Title: Expanded CUG repeats trigger aberrant splicing of ClC-1 chloride channel pre-mRNA and hyperexcitability of skeletal muscle in myotonic dystrophy.

Authors: Ami Mankodi, Masanori P Takahashi, Hong Jiang, Carol L Beck, William J Bowers, Richard T Moxley, Stephen C Cannon, Charles A Thornton

Journal, date & volume: Mol. Cell, 2002 Jul , 10, 35-44

PubMed link: http://www.ncbi.nlm.nih.gov/pubmed/12150905

Abstract
In myotonic dystrophy (dystrophia myotonica, DM), expression of RNAs that contain expanded CUG or CCUG repeats is associated with degeneration and repetitive action potentials (myotonia) in skeletal muscle.

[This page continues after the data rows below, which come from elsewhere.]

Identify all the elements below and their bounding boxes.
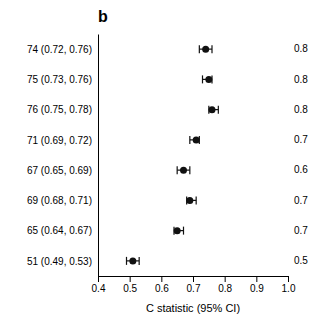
x-tick-mark [225, 276, 226, 282]
row [127, 257, 140, 265]
y-tick-label: 51 (0.49, 0.53) [27, 256, 92, 267]
error-cap-low [189, 136, 190, 144]
error-cap-low [199, 45, 200, 53]
x-tick: 0.8 [218, 276, 232, 294]
x-axis-line [99, 277, 289, 283]
row [186, 196, 196, 204]
row [174, 227, 184, 235]
error-cap-high [196, 196, 197, 204]
y-tick: 71 (0.69, 0.72) [27, 135, 98, 146]
right-label: 0.6 [294, 164, 308, 175]
title: b [98, 8, 108, 25]
y-tick-label: 67 (0.65, 0.69) [27, 165, 92, 176]
x-tick: 0.6 [155, 276, 169, 294]
right-label: 0.8 [294, 43, 308, 54]
x-axis-title: C statistic (95% CI) [146, 302, 240, 314]
y-tick-label: 71 (0.69, 0.72) [27, 135, 92, 146]
row [190, 136, 200, 144]
point [209, 106, 216, 113]
y-tick: 51 (0.49, 0.53) [27, 256, 98, 267]
y-tick-label: 65 (0.64, 0.67) [27, 225, 92, 236]
y-tick-label: 74 (0.72, 0.76) [27, 44, 92, 55]
error-cap-high [211, 45, 212, 53]
y-tick-label: 76 (0.75, 0.78) [27, 104, 92, 115]
x-tick-mark [98, 276, 99, 282]
y-axis-line [98, 35, 99, 277]
marks [127, 45, 219, 265]
x-tick: 0.4 [92, 276, 106, 294]
error-cap-high [189, 166, 190, 174]
x-tick-label: 0.6 [155, 283, 169, 294]
error-cap-low [202, 75, 203, 83]
point [186, 197, 193, 204]
error-cap-low [126, 257, 127, 265]
point [174, 227, 181, 234]
point [129, 257, 136, 264]
x-tick-label: 0.7 [187, 283, 201, 294]
point [180, 167, 187, 174]
right-label: 0.8 [294, 74, 308, 85]
y-tick: 67 (0.65, 0.69) [27, 165, 98, 176]
y-tick: 65 (0.64, 0.67) [27, 225, 98, 236]
x-tick-mark [193, 276, 194, 282]
right-label: 0.5 [294, 255, 308, 266]
y-tick-label: 69 (0.68, 0.71) [27, 195, 92, 206]
right-label: 0.7 [294, 134, 308, 145]
y-tick-label: 75 (0.73, 0.76) [27, 74, 92, 85]
right-label: 0.7 [294, 195, 308, 206]
x-tick-label: 0.9 [250, 283, 264, 294]
y-tick: 75 (0.73, 0.76) [27, 74, 98, 85]
x-tick-mark [161, 276, 162, 282]
row [203, 75, 213, 83]
y-tick: 76 (0.75, 0.78) [27, 104, 98, 115]
error-cap-low [177, 166, 178, 174]
x-tick-mark [256, 276, 257, 282]
error-cap-high [139, 257, 140, 265]
x-tick: 1.0 [282, 276, 296, 294]
point [205, 76, 212, 83]
x-axis: 0.4 0.5 0.6 0.7 0.8 0.9 1.0 [92, 276, 296, 294]
x-tick: 0.9 [250, 276, 264, 294]
x-tick-label: 0.4 [92, 283, 106, 294]
row [199, 45, 212, 53]
x-tick: 0.7 [187, 276, 201, 294]
x-tick-label: 0.5 [123, 283, 137, 294]
y-axis: 74 (0.72, 0.76) 75 (0.73, 0.76) 76 (0.75, … [27, 35, 99, 277]
x-tick-mark [288, 276, 289, 282]
y-tick: 69 (0.68, 0.71) [27, 195, 98, 206]
x-tick-label: 0.8 [218, 283, 232, 294]
right-label: 0.8 [294, 104, 308, 115]
x-tick-mark [130, 276, 131, 282]
error-cap-high [218, 106, 219, 114]
plot: 0.4 0.5 0.6 0.7 0.8 0.9 1.0 74 (0.72, 0.76) 75 (… [27, 35, 308, 295]
right-label: 0.7 [294, 225, 308, 236]
error-cap-high [183, 227, 184, 235]
x-tick-label: 1.0 [282, 283, 296, 294]
point [193, 136, 200, 143]
right-labels: 0.8 0.8 0.8 0.7 0.6 0.7 0.7 0.5 [294, 43, 308, 266]
row [209, 106, 219, 114]
y-tick: 74 (0.72, 0.76) [27, 44, 98, 55]
chart: 0.4 0.5 0.6 0.7 0.8 0.9 1.0 74 (0.72, 0.76) 75 (… [0, 0, 320, 320]
row [177, 166, 190, 174]
point [202, 46, 209, 53]
x-tick: 0.5 [123, 276, 137, 294]
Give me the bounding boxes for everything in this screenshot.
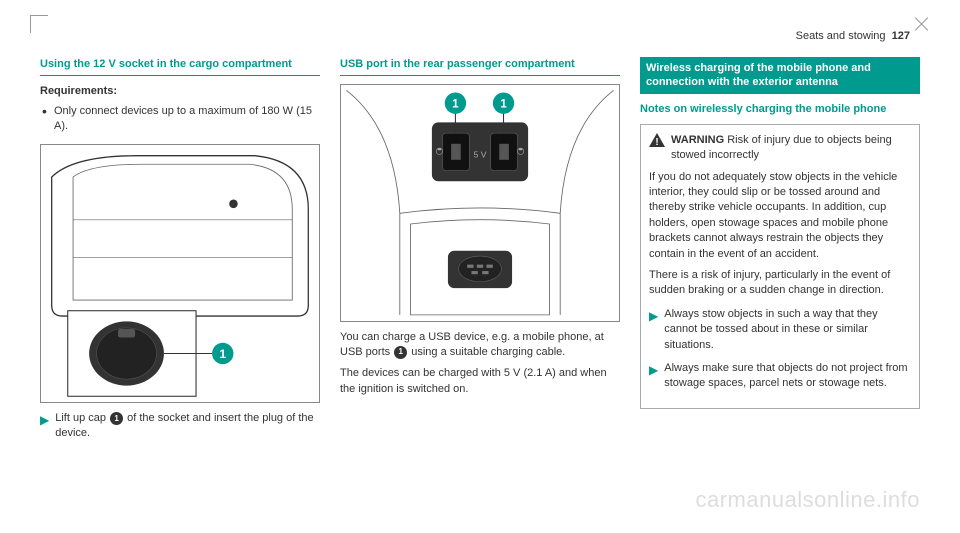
callout-number-usb: 1 (394, 346, 407, 359)
warning-s1-text: Always stow objects in such a way that t… (664, 307, 911, 353)
step-text-a: Lift up cap (55, 412, 109, 424)
warning-s2-text: Always make sure that objects do not pro… (664, 361, 911, 392)
column-1: Using the 12 V socket in the cargo compa… (40, 57, 320, 450)
col3-heading: Wireless charging of the mobile phone an… (640, 57, 920, 94)
svg-text:1: 1 (500, 98, 507, 111)
step-1: ▶ Lift up cap 1 of the socket and insert… (40, 411, 320, 442)
col2-p1-b: using a suitable charging cable. (408, 346, 565, 358)
svg-text:1: 1 (452, 98, 459, 111)
col2-p1: You can charge a USB device, e.g. a mobi… (340, 330, 620, 361)
page-header: Seats and stowing 127 (40, 30, 920, 42)
header-section: Seats and stowing (796, 30, 886, 42)
step-arrow-icon: ▶ (649, 308, 658, 325)
col2-p2: The devices can be charged with 5 V (2.1… (340, 366, 620, 397)
warning-step-1: ▶ Always stow objects in such a way that… (649, 307, 911, 353)
warning-title-text: WARNING Risk of injury due to objects be… (671, 133, 911, 164)
figure-cargo-socket: 1 (40, 144, 320, 403)
step-arrow-icon: ▶ (649, 362, 658, 379)
warning-step-2: ▶ Always make sure that objects do not p… (649, 361, 911, 392)
watermark: carmanualsonline.info (695, 487, 920, 513)
figure-usb-ports: 5 V 1 1 (340, 84, 620, 321)
step-arrow-icon: ▶ (40, 412, 49, 429)
col1-heading: Using the 12 V socket in the cargo compa… (40, 57, 320, 76)
content-columns: Using the 12 V socket in the cargo compa… (40, 57, 920, 450)
warning-p2: There is a risk of injury, particularly … (649, 268, 911, 299)
callout-number-1: 1 (110, 412, 123, 425)
warning-label: WARNING (671, 134, 724, 146)
corner-mark-top-right (912, 15, 930, 33)
warning-title-row: ! WARNING Risk of injury due to objects … (649, 133, 911, 164)
warning-triangle-icon: ! (649, 133, 665, 147)
requirement-item: Only connect devices up to a maximum of … (40, 104, 320, 135)
page-number: 127 (892, 30, 910, 42)
requirements-list: Only connect devices up to a maximum of … (40, 104, 320, 135)
svg-text:5 V: 5 V (474, 150, 487, 160)
column-2: USB port in the rear passenger compartme… (340, 57, 620, 450)
svg-text:!: ! (655, 137, 658, 147)
requirements-label: Requirements: (40, 84, 320, 99)
warning-p1: If you do not adequately stow objects in… (649, 170, 911, 262)
corner-mark-top-left (30, 15, 48, 33)
warning-box: ! WARNING Risk of injury due to objects … (640, 124, 920, 409)
col3-subheading: Notes on wirelessly charging the mobile … (640, 102, 920, 116)
column-3: Wireless charging of the mobile phone an… (640, 57, 920, 450)
col2-heading: USB port in the rear passenger compartme… (340, 57, 620, 76)
svg-text:1: 1 (219, 348, 226, 361)
step-text: Lift up cap 1 of the socket and insert t… (55, 411, 320, 442)
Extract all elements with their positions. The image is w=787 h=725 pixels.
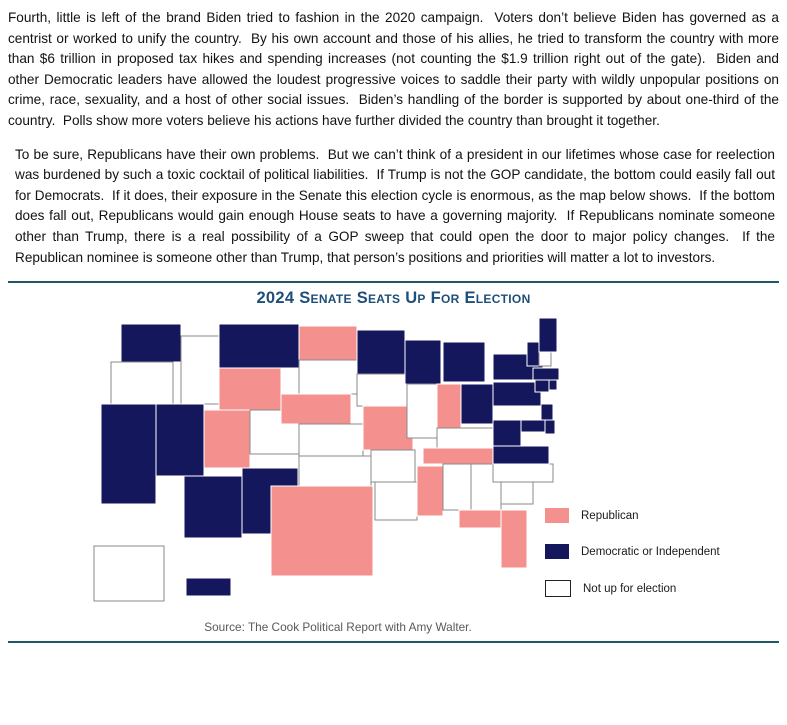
legend-item-not-up: Not up for election <box>545 580 720 598</box>
state-AR <box>370 449 416 483</box>
state-OH <box>460 383 494 425</box>
legend-label: Republican <box>581 509 639 522</box>
state-ND <box>298 325 358 361</box>
state-CA <box>100 403 157 505</box>
state-OR <box>110 361 174 405</box>
bottom-divider <box>8 641 779 644</box>
state-MT <box>218 323 300 369</box>
figure-source: Source: The Cook Political Report with A… <box>204 620 472 635</box>
state-SC <box>500 481 534 505</box>
us-map <box>93 317 560 602</box>
figure-title: 2024 Senate Seats Up For Election <box>256 289 531 308</box>
not-up-swatch <box>545 580 571 598</box>
legend-label: Not up for election <box>583 582 677 595</box>
state-FL <box>500 509 528 569</box>
state-WY <box>218 367 282 411</box>
state-MA <box>532 367 560 381</box>
legend-item-republican: Republican <box>545 508 720 524</box>
state-WA <box>120 323 182 363</box>
map-legend: Republican Democratic or Independent Not… <box>545 508 720 618</box>
republican-swatch <box>545 508 569 524</box>
state-NJ <box>540 403 554 421</box>
legend-item-democratic: Democratic or Independent <box>545 544 720 560</box>
state-AZ <box>183 475 243 539</box>
state-NC <box>492 463 554 483</box>
state-VT <box>526 341 540 367</box>
state-TX <box>270 485 374 577</box>
state-NE <box>280 393 352 425</box>
state-MS <box>416 465 444 517</box>
state-VA <box>492 445 550 465</box>
state-IA <box>356 373 408 407</box>
state-NV <box>155 403 205 477</box>
state-PA <box>492 381 542 407</box>
state-CT <box>534 379 550 393</box>
body-paragraph-2: To be sure, Republicans have their own p… <box>15 146 779 265</box>
body-paragraph-1: Fourth, little is left of the brand Bide… <box>8 10 783 128</box>
state-MO <box>362 405 414 451</box>
state-OK <box>298 455 372 487</box>
state-RI <box>548 379 558 391</box>
state-MD <box>520 419 546 433</box>
state-KS <box>298 423 364 457</box>
senate-map-figure: Republican Democratic or Independent Not… <box>8 310 779 618</box>
legend-label: Democratic or Independent <box>581 545 720 558</box>
state-AK <box>93 545 165 602</box>
state-ID <box>180 335 220 405</box>
state-HI <box>185 577 232 597</box>
state-MN <box>356 329 406 375</box>
state-TN <box>422 447 494 465</box>
state-IL <box>406 383 438 439</box>
state-LA <box>374 481 418 521</box>
democratic-swatch <box>545 544 569 560</box>
map-container <box>86 316 562 621</box>
state-ME <box>538 317 558 353</box>
state-MI <box>442 341 486 383</box>
state-AL <box>442 463 472 511</box>
state-DE <box>544 419 556 435</box>
state-UT <box>203 409 251 469</box>
newsletter-page: Fourth, little is left of the brand Bide… <box>8 10 783 644</box>
state-IN <box>436 383 462 429</box>
state-KY <box>436 427 494 449</box>
top-divider <box>8 281 779 284</box>
state-WI <box>404 339 442 385</box>
state-SD <box>298 359 358 395</box>
state-WV <box>492 419 522 447</box>
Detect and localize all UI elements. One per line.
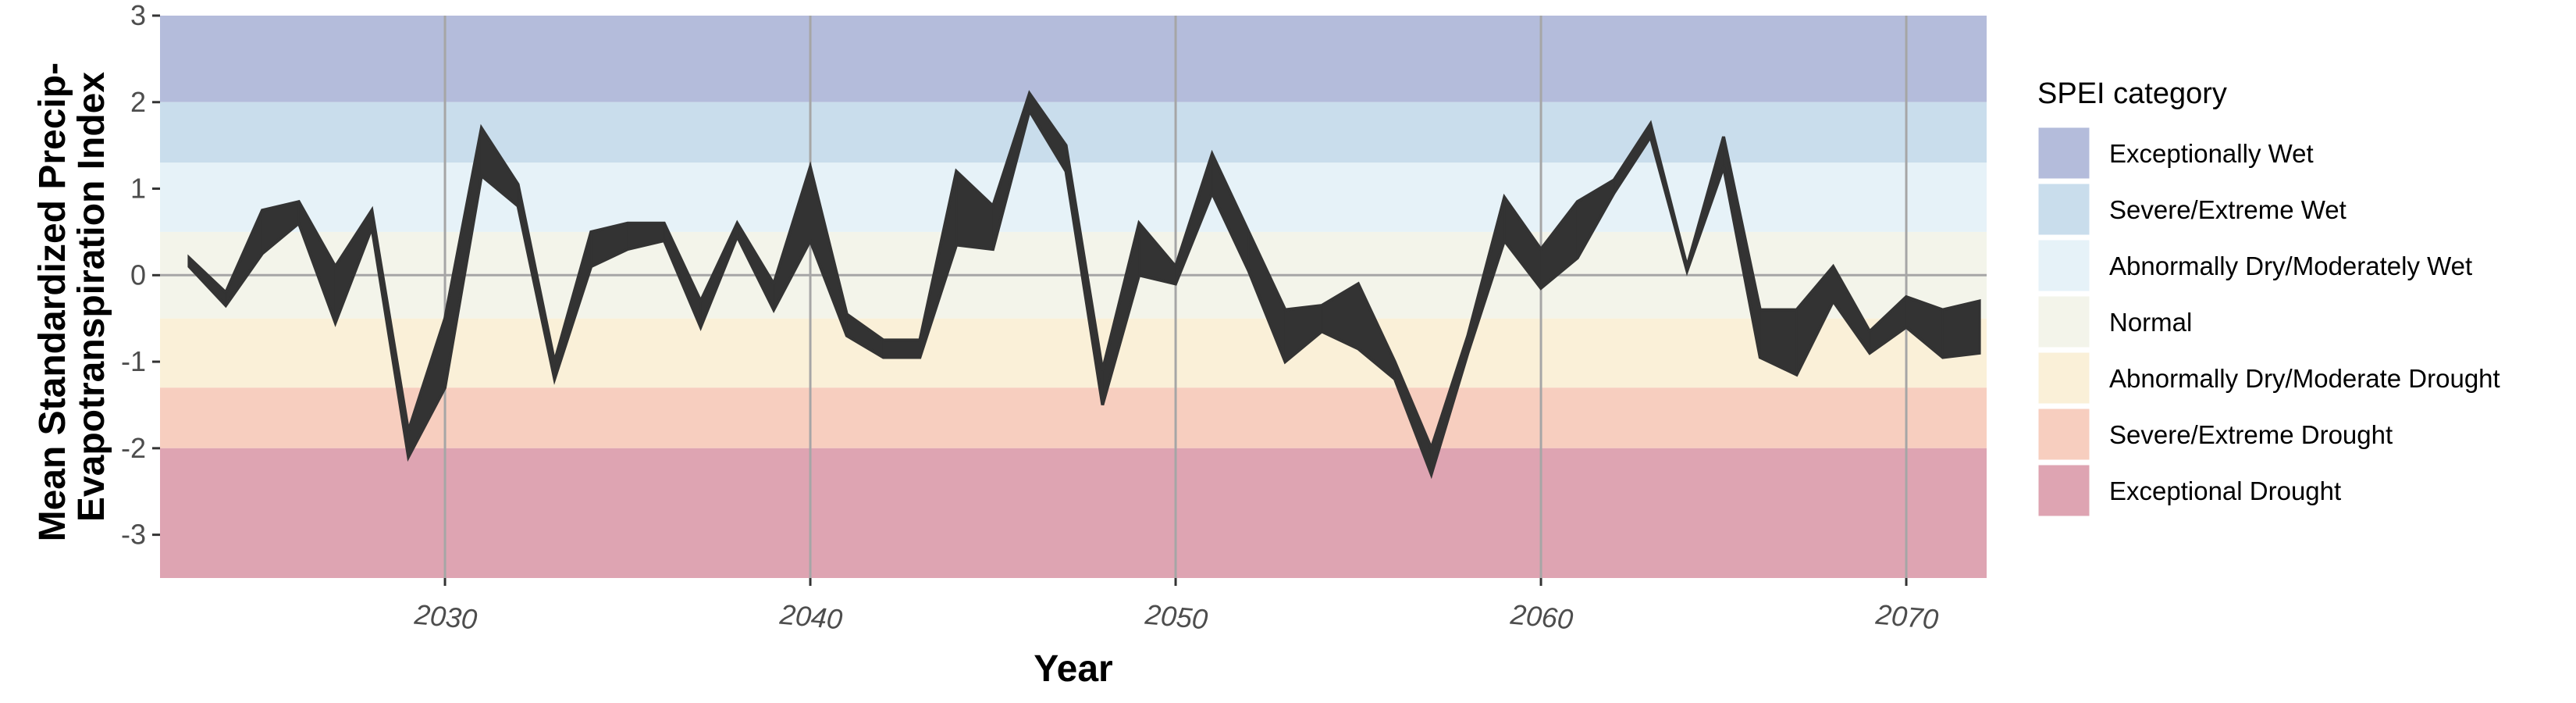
x-axis: 2030 2040 2050 2060 2070 — [412, 578, 1940, 636]
y-tick-label: 3 — [130, 0, 146, 31]
legend-label: Abnormally Dry/Moderate Drought — [2109, 364, 2500, 393]
legend: SPEI category Exceptionally Wet Severe/Ex… — [2036, 77, 2500, 519]
legend-key — [2036, 294, 2092, 350]
y-axis-title-line-1: Mean Standardized Precip- — [32, 62, 73, 541]
legend-label: Severe/Extreme Wet — [2109, 195, 2347, 224]
y-tick-label: -2 — [121, 432, 146, 464]
legend-key — [2036, 350, 2092, 406]
y-tick-label: 2 — [130, 86, 146, 118]
legend-key — [2036, 125, 2092, 181]
spei-series — [187, 90, 1981, 480]
x-tick-label: 2030 — [412, 598, 478, 636]
band-severe-extreme-wet — [160, 102, 1987, 163]
x-axis-title: Year — [1034, 648, 1112, 690]
band-exceptional-drought — [160, 448, 1987, 578]
legend-key — [2036, 237, 2092, 294]
legend-key — [2036, 406, 2092, 462]
legend-label: Exceptional Drought — [2109, 476, 2341, 505]
x-tick-label: 2050 — [1143, 598, 1208, 636]
legend-label: Abnormally Dry/Moderately Wet — [2109, 252, 2472, 280]
y-tick-label: -1 — [121, 345, 146, 377]
category-bands — [160, 16, 1987, 578]
y-axis-title: Mean Standardized Precip- Evapotranspira… — [32, 52, 112, 542]
x-tick-label: 2060 — [1508, 598, 1574, 636]
legend-key — [2036, 181, 2092, 237]
band-exceptionally-wet — [160, 16, 1987, 102]
legend-label: Exceptionally Wet — [2109, 139, 2314, 168]
band-severe-extreme-drought — [160, 387, 1987, 448]
legend-label: Severe/Extreme Drought — [2109, 420, 2393, 449]
legend-title: SPEI category — [2037, 77, 2227, 110]
y-tick-label: -3 — [121, 519, 146, 551]
y-axis: 3 2 1 0 -1 -2 -3 — [121, 0, 160, 551]
legend-label: Normal — [2109, 308, 2192, 337]
y-axis-title-line-2: Evapotranspiration Index — [71, 72, 112, 522]
y-tick-label: 0 — [130, 259, 146, 291]
y-tick-label: 1 — [130, 173, 146, 205]
x-tick-label: 2040 — [777, 598, 843, 636]
legend-key — [2036, 462, 2092, 519]
legend-items: Exceptionally Wet Severe/Extreme Wet Abnor… — [2036, 125, 2500, 519]
band-abnormally-dry-moderate-drought — [160, 318, 1987, 388]
x-tick-label: 2070 — [1873, 598, 1939, 636]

Using skeletal muscle from a transgenic mouse model of DM, we show that expression of expanded CUG repeats reduces the transmembrane chloride conductance to levels well below those expected to cause myotonia. The expanded CUG repeats trigger aberrant splicing of pre-mRNA for ClC-1, the main chloride channel in muscle, resulting in loss of ClC-1 protein from the surface membrane. We also have identified a similar defect in ClC-1 splicing and expression in two types of human DM. We propose that a transdominant effect of mutant RNA on RNA processing leads to chloride channelopathy and membrane hyperexcitability in DM.